Joseph Enochs: I would say my calm demeanor [00:51:00] probably shields a lot of anxiety because I, I go through the same you know, information overload as, as everyone else. I think I have sort of mantras of you know, Personally, like, you know, you've got to keep going, and this is all going to make sense. Just persevere through each individual step and component.

And, and when you understand something, try to distill it down into some simple terms so that you can share it with folks, right? Learn that from you, right? Take something that's complex and try to explain it.

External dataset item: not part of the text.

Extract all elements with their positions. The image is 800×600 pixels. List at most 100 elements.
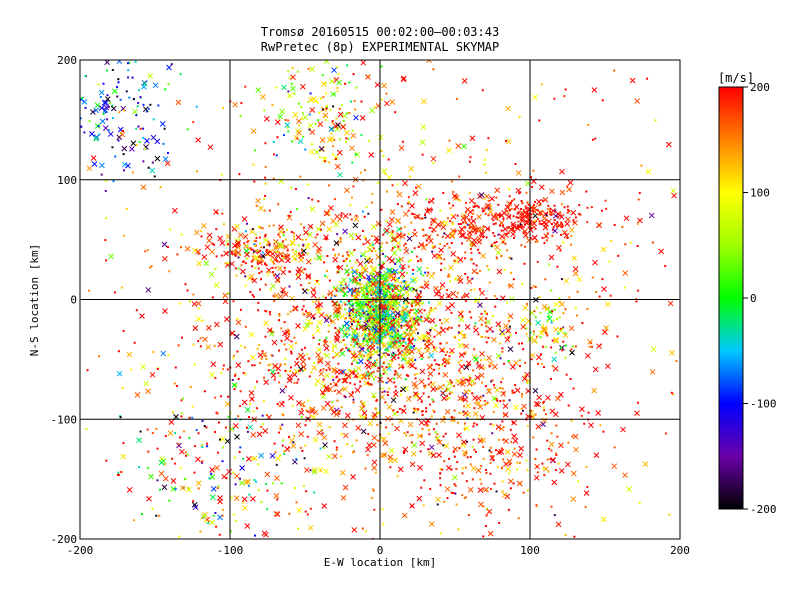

You're, you have the perfect analogy when you write your books, right? You say, I have my mother in law, Because I want her to be able to understand it because she reads a lot and she's engaged in reading and I want a subject matter expert.

So for me, that's part of, I've adapted your strategy to my learning strategy. I want to learn something and identify what the latest and greatest papers are, what's trending, but then I want to learn that and distill it down to something simple so I can [00:52:00] try to share it in with just regular folks. And, and what does that do?

That helps me learn, right? That I can't explain it in simple terms then. That proves I don't really know it. Right? It's it's not a perfect strategy, but it's it's my strategy. And I think we'll continue to learn together. Right? And we'll continue to work together. So research, learn, share. I learned a lot from other people just like these conversations.

I've learned a lot here. Just us talking about like, what people are interested in. I would just say, get out there and don't be shy. Right? We're all in this together and try to learn and share things. I would say. We all have a little bit of responsibility to share best practices, to share things that we've learned, even if it's simple as a prompt that you like, right.

And how I prompt, and this is how I do it, share these things. Cause what that's going to do is that's going to, you know, expand out the horizons for everybody.

John Willis: No, I just one final note. I'm hoping to [00:53:00] have my AI book. It's called Rebels of Reason, the first early, early edition, you know, which first week of February.

And just, if you don't know this, I, you know, just like in my Deming book, I had two target readers. My brother in law is always target reader one. And in with Deming, it was Ben Rockwood for the, as you know, sort of the DevOps story in in the rebels reason it's Joseph. So you are the second reader, right?

So like at the end of the day, when you get your first copy and my mother gets the first copy, the litmus test for me for a writer is. Did you both enjoy it? Did you both get value out of it? You know, would you recommend this book to somebody else, you know, and in the Deming book that it Mission accomplished.

So we'll see what happens. And by the way, sometimes it takes the Deming book took about eight Revisions to get there eight like eight months and eight revisions, but hopefully it won't take that long in this book. So

Joseph Enochs: I'm so excited to get a to be able to read it, and I, and I'm, there's no doubt [00:54:00] that I'll enjoy it.

Just receiving the book is going to be enjoyable, but reading through it, I'm, I'm very thankful and excited to see the book come out, John.

John Willis: Sounds good, my friend. All right well, thanks, Joseph, as always. I mean, always you know, I can tell during a podcast when it's going really well, and, and, you know, I could definitely feel that.

Joseph Enochs: Thank you, buddy. Thank you very much. Looking forward to doing more of these together out here and making it a great 2025. Sounds good to me.